Neue Studie der Arbeitsgruppe für Ökosystemanalyse zeigt: Deutschlands Wälder weisen erhebliche Regenerationslücken auf
17.03.2026
Eine aktuelle Publikation liefert erstmals ein deutschlandweites, hochaufgelöstes Bild darüber, wie gut die nächste Waldgeneration aufgestellt ist.
Leonie Gass und Prof. Lisa Hülsmann von der Arbeitsgruppe Ökosystemanalyse (EASILab), Universität Bayreuth nutzten Daten der Bundeswaldinventur und 44 Umweltvariablen, um baumartspezifische Vorhersagemodelle zur Baumverjüngung zu entwickeln.

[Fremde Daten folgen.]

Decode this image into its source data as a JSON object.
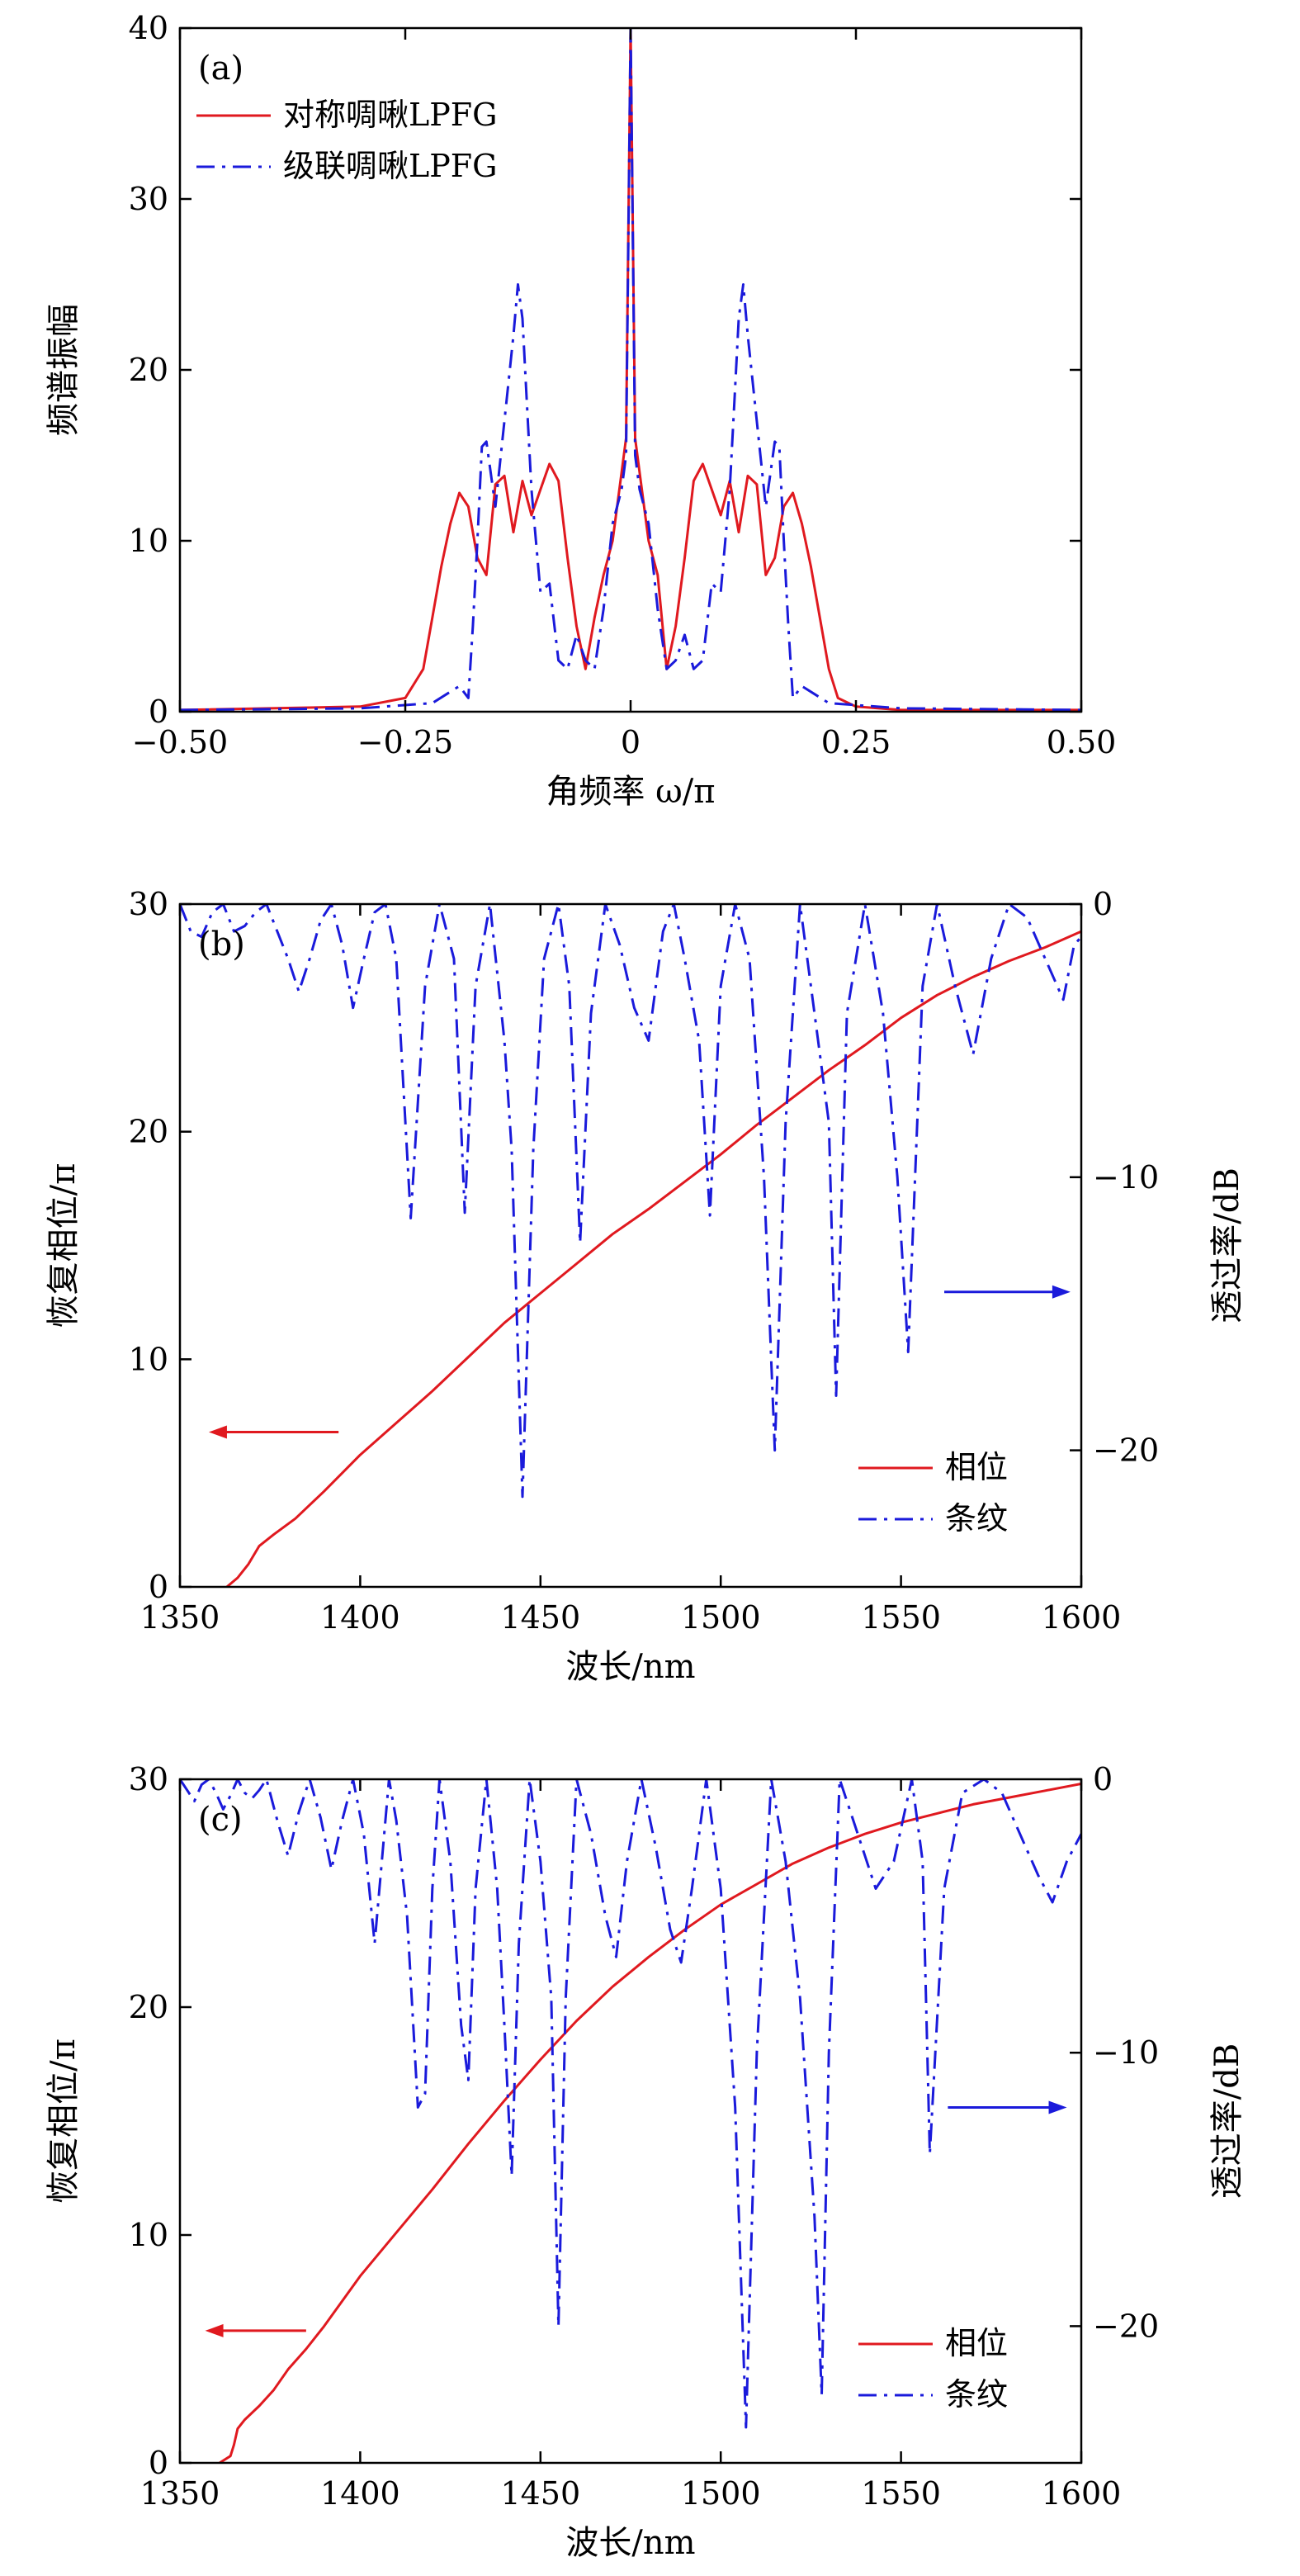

Mithilfe dieser Modelle wurde die Verjüngung für 28 Baumarten räumlich mit einer Auflösung von 1 ha vorhergesagt und in Karten dargestellt.
Die daraus entwickelten Indikatorenkarten zeigen deutliche Defizite:
- 14,3 % der Waldfläche weisen eine zu geringe Regenerationsdichte auf,
- 30,4 % eine niedrige Artenvielfalt,
- und in Bayern fehlen auf 15,4 % der Fläche klimaangepasste junge Baumarten.
Die Studie betont, dass waldbauliche Maßnahmen künftig noch stärker regional angepasst werden müssen. Besonders wichtig sei der Aufbau vielfältiger und klimaresilienter Baumgemeinschaften, um Wälder langfristig widerstandsfähig gegenüber Störungen und Klimawandel zu machen.